- Events of February 1848 in France had brought about the abdication of the monarch and a republic based on universal male suffrage had been proclaimed.
- People took advantage of the growing popular unrest to push their demands for the creation of a nation-state on parliamentary principles – a constitution, freedom of the press and freedom of association.
- The Revolution of 1848 was a socialist revolution led by the labor class. These events led Germans to demand their own constitution leading to the Heidelberg Convention of German nationalists and liberals.
- It became the background of the Second Frankfurt Parliament or German revolutionary parliament in 1848 which made two important proposals – formulation of union of German states under leadership of Prussia and formation of a constitution of German union.
- A large number of political associations came together in the city of Frankfurt and decided to vote for an all-German National Assembly.
- On 18 May 1848, 831 elected representatives marched in a festive procession to take their places in the Frankfurt parliament convened in the Church of St Paul.
- They drafted a constitution for a German nation to be headed by a monarchy subject to a parliament.
- While the opposition of the aristocracy and military became stronger, the social basis of parliament eroded.
- The parliament was dominated by the middle classes who resisted the demands of workers and artisans and consequently lost their support.

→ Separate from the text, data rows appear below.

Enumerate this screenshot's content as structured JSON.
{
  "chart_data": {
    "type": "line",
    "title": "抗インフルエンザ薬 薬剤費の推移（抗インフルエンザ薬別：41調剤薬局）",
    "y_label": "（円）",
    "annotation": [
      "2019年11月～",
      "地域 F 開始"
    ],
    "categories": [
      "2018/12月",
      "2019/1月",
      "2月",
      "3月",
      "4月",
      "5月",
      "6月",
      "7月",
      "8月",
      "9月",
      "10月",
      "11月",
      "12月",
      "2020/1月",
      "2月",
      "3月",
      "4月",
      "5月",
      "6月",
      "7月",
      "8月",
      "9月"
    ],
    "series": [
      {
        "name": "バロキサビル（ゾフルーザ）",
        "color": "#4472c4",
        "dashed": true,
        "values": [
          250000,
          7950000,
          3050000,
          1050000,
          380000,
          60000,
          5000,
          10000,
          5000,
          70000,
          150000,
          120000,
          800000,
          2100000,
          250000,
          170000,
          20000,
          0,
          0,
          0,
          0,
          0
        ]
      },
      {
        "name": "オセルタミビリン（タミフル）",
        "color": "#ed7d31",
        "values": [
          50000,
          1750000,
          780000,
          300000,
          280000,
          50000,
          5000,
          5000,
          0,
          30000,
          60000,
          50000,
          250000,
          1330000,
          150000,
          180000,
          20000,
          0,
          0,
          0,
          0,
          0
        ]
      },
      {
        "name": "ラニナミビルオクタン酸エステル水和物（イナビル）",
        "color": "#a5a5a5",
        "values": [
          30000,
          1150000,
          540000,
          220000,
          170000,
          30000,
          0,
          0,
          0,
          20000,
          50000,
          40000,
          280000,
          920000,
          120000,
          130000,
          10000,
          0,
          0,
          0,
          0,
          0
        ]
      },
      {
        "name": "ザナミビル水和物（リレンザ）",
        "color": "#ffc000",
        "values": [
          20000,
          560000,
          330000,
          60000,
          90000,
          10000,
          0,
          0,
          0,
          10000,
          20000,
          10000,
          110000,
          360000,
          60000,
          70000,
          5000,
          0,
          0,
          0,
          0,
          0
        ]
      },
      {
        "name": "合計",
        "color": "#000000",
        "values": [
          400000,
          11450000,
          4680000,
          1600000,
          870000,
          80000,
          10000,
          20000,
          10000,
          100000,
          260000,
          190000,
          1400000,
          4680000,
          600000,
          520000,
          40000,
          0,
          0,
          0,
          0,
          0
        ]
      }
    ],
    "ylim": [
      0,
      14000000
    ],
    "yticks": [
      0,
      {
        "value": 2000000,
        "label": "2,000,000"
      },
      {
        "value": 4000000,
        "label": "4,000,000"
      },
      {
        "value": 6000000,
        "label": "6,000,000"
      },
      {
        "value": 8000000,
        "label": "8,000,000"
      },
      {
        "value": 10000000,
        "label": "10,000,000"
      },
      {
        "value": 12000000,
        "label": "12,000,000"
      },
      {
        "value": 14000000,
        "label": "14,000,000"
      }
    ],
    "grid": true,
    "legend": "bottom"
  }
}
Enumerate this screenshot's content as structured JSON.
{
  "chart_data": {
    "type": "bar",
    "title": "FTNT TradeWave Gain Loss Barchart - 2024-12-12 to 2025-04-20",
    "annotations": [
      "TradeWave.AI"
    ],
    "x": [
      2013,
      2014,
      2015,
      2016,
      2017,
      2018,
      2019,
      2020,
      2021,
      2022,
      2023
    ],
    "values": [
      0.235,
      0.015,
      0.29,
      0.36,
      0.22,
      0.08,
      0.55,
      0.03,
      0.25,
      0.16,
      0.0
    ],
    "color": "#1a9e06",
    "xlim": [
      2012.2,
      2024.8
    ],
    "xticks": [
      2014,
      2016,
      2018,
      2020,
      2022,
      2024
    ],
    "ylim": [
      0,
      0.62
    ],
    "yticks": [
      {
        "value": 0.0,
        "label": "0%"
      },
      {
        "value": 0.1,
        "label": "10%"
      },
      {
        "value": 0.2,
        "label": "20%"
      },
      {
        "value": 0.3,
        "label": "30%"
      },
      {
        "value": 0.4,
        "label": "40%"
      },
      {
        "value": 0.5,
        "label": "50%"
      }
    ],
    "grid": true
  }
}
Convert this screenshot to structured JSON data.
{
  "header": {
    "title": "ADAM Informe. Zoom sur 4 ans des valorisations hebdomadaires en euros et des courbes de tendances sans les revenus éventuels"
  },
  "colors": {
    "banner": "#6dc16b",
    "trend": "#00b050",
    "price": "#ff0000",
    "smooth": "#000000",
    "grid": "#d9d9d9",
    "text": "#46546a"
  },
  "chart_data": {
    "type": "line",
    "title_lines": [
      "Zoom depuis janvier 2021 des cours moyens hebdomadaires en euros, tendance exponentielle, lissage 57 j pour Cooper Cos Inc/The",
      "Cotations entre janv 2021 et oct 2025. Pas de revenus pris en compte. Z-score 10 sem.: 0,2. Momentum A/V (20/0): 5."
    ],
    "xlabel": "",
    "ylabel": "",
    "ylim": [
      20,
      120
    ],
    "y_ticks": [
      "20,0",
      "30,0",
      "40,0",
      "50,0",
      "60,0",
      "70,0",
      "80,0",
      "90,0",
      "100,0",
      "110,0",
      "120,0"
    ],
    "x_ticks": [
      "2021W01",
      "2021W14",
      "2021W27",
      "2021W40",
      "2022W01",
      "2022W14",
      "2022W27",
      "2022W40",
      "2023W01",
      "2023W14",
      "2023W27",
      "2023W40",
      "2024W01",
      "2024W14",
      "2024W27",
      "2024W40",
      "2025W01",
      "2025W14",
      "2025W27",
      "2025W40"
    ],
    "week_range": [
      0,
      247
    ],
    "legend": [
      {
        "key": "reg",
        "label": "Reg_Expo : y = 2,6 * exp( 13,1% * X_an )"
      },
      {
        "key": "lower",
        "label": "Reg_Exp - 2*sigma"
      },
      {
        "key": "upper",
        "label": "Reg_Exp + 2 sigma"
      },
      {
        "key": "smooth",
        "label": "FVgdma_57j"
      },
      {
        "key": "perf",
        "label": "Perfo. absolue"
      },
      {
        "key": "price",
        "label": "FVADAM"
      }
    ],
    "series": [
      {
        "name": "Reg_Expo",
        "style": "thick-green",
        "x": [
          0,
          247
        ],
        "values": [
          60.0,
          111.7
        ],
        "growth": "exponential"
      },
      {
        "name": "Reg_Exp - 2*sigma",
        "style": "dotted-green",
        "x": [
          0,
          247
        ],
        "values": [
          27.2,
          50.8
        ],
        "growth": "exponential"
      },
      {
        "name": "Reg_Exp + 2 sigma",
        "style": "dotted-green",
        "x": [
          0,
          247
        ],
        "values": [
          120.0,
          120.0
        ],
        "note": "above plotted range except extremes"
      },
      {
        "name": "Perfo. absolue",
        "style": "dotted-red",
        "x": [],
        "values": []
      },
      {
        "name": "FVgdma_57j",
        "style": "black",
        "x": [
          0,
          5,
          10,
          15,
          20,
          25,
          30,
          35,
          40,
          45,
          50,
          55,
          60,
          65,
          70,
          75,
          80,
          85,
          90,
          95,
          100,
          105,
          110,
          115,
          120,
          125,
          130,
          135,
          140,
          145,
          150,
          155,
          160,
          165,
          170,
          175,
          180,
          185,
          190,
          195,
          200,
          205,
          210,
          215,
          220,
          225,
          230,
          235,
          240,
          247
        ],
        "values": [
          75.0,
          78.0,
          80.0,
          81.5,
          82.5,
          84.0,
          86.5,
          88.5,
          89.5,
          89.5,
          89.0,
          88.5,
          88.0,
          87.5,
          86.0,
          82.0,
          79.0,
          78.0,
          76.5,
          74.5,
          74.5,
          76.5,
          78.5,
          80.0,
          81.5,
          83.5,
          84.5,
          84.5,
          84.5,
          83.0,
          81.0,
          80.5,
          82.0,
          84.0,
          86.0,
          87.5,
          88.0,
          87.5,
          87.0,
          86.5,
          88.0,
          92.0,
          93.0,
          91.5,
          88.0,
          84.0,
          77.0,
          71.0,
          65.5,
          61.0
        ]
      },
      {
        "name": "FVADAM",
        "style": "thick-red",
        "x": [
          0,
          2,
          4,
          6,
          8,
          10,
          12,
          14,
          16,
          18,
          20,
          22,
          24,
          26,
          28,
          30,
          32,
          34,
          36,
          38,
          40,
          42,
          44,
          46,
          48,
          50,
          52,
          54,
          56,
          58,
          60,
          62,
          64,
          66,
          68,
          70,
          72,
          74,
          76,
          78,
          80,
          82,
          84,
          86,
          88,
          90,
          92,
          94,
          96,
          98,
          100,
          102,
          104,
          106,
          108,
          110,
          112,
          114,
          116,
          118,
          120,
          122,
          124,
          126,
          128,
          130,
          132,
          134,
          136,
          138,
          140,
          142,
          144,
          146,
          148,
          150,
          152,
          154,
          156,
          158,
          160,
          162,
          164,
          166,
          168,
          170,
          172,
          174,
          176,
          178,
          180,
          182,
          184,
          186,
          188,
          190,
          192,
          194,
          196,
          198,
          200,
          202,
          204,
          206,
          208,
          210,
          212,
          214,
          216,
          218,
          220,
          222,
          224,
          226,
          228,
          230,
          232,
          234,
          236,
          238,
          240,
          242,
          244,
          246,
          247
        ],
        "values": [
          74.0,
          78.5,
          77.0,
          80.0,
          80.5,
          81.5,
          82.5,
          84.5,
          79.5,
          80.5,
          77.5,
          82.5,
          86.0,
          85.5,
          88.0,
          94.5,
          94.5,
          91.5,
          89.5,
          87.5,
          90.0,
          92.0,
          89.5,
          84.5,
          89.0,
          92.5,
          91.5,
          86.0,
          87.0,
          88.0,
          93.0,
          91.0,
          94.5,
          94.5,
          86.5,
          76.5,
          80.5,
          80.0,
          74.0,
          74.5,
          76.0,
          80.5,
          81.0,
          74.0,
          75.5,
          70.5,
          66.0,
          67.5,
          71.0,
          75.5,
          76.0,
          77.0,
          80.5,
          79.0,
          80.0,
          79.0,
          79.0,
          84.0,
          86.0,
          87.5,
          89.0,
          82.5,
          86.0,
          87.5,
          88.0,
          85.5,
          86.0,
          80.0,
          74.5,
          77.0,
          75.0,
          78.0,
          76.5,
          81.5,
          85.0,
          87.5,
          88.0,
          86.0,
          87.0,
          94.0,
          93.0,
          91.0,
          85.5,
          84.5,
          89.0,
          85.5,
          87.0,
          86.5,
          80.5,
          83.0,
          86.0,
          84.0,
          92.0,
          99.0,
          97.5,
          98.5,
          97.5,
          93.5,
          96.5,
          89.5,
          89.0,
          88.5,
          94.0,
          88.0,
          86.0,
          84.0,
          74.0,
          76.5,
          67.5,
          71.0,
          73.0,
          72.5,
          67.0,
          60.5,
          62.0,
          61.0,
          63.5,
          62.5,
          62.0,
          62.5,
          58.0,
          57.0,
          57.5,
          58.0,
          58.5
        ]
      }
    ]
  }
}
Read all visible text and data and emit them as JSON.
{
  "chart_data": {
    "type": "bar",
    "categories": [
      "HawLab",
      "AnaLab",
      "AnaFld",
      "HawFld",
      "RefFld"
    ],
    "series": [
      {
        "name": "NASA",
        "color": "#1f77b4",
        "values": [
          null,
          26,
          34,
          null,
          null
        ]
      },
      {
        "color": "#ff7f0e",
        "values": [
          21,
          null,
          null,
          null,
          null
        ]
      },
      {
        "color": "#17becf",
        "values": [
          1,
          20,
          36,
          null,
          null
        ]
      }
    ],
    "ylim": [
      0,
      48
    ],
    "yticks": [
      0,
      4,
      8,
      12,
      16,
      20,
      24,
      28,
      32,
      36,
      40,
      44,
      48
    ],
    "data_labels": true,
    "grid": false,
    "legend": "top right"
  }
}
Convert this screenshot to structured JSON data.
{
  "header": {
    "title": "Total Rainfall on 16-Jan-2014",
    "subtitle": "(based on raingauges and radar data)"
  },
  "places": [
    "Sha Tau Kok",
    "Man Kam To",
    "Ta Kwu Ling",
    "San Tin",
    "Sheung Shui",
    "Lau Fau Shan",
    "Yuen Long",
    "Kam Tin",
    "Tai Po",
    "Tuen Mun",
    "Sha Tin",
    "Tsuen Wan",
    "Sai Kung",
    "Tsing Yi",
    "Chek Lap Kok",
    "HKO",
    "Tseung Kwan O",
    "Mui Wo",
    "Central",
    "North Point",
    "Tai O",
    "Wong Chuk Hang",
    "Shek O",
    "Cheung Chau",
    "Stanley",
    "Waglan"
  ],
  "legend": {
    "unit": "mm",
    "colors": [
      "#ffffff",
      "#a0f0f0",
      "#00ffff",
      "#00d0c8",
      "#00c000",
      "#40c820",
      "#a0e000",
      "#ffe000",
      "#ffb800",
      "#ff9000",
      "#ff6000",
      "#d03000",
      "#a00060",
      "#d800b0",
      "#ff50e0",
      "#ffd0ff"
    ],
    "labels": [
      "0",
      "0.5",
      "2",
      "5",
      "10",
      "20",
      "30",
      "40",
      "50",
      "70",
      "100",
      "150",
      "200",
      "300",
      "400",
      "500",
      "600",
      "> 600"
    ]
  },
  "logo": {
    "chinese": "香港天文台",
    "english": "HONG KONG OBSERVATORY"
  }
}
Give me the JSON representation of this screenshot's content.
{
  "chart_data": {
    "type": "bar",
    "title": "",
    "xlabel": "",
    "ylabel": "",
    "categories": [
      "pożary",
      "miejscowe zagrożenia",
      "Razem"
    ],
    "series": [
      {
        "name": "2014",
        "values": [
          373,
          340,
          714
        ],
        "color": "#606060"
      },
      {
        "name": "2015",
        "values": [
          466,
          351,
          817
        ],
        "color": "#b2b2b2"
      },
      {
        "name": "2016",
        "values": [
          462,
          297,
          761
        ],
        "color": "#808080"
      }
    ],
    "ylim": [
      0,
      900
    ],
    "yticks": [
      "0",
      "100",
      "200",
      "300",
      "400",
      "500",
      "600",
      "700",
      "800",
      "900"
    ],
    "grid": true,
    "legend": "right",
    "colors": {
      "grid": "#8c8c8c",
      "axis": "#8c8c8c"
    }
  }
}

- In the end troops were called in and the assembly was forced to disband.
- Repression soon followed and even the rights that people had won in the initial stages of the Revolution were taken away.
- Thousands of German Revolutionaries had to flee the country and live in exile. The failed Revolution was the drawback national cause.
- But the demand for unification revived in the late 1850s as a consequence of industrial and economic development.
- Monarchs were beginning to realize that the cycles of revolution and repression could only be ended by granting concessions to the liberal-nationalist revolutionaries.